Unforeseen maximum

An unforeseen maximum of a utility function (or other preference framework) is when, e.g., you tell the AI to produce smiles, thinking that the AI will make people happy in order to produce smiles. But unforeseen by you, the AI has an alternative for making even more smiles, which is to convert all matter within reach into tiny molecular smileyfaces.

In other words, you’re proposing to give the AI a goal \(U\), because you think \(U\) has a maximum around some nice options \(X.\) But it turns out there’s another option \(X'\) you didn’t imagine, with \(X' >_U X,\) and \(X'\) is not so nice.

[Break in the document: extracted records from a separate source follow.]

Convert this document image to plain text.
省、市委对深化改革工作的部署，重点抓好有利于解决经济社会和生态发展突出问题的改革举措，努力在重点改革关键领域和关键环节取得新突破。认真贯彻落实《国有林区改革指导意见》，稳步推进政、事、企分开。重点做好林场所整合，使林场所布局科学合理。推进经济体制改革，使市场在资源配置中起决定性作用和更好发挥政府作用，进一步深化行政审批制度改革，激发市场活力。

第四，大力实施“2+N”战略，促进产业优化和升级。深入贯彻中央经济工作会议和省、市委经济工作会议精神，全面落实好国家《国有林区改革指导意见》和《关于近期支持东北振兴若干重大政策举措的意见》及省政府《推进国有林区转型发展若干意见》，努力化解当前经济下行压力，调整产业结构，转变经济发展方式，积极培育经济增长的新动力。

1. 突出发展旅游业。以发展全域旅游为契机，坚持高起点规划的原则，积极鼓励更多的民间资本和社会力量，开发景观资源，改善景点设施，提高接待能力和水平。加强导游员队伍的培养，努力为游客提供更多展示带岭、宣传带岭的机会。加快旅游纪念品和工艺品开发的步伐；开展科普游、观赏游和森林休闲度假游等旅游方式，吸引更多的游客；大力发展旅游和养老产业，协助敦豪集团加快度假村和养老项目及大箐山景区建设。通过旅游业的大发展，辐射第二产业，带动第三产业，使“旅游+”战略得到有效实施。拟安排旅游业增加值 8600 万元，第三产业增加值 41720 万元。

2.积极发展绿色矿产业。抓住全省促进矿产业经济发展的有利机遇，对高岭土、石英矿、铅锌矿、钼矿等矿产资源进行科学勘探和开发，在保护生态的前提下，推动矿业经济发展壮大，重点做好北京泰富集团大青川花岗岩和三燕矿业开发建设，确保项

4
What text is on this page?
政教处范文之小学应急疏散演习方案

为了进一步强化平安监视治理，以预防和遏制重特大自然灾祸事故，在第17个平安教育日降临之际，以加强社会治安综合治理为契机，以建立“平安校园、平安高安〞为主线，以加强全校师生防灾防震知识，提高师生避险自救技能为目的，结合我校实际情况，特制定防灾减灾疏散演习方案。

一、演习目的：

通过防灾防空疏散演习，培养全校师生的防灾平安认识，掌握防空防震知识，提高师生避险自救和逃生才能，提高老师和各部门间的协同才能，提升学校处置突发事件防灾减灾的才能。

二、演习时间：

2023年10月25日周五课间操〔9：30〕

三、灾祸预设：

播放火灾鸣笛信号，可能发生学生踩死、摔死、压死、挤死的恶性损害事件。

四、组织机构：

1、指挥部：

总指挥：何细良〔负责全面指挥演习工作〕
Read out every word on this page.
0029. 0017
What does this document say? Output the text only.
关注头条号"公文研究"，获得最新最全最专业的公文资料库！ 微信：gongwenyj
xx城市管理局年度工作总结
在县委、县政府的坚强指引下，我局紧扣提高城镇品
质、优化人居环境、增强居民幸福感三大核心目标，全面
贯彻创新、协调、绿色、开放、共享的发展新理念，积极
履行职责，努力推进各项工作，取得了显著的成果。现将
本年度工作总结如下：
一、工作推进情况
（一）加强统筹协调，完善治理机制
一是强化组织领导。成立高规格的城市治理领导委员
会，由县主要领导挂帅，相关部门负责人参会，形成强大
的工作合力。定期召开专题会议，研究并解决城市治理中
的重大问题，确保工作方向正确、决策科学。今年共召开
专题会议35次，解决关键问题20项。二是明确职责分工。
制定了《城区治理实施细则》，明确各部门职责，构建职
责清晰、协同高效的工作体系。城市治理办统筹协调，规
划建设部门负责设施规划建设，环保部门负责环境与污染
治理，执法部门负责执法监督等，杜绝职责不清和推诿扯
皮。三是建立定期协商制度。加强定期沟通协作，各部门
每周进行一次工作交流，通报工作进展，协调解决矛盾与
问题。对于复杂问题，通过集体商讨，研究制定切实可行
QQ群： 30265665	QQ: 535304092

Unforeseen maximums are argued to be a foreseeable difficulty of AGI alignment, if you try to identify nice policies by giving a simple criterion \(U\) that, so far as you can see, seems like it’d be best optimized by doing nice things.

Slightly more semiformally, we could say that “unforeseen maximum” is realized as a difficulty when:

  1. A programmer thinking about a utility function \(U\) considers policy options \(\pi_i \in \Pi_N\) and concludes that of these options the policy with highest \(\mathbb E [ U | \pi_i ]\) is \(\pi_1,\) and hence a \(U\)-maximizer will probably do \(\pi_1.\)

  2. The programmer also thinks that their own criterion of goodness \(V\) will be promoted by \(\pi_1,\) that is, \(\mathbb E [ V | \pi_1 ] > \mathbb E [ V ]\) or “$\pi_1$ is beneficial”. So the programmer concludes that it’s a great idea to build an AI that optimizes for \(U.\)

  3. Alas, the AI is searching a policy space \(\Pi_M,\) which although it does contain \(\pi_1\) as an option, also contains an attainable option \(\pi_0\) which programmer didn’t consider, with \(\mathbb E [ U | \pi_0 ] > \mathbb E [ U | \pi_1 ].\) This is a problem if \(\pi_0\) produces much less \(V\)-benefit than \(\pi_1\) or is outright detrimental.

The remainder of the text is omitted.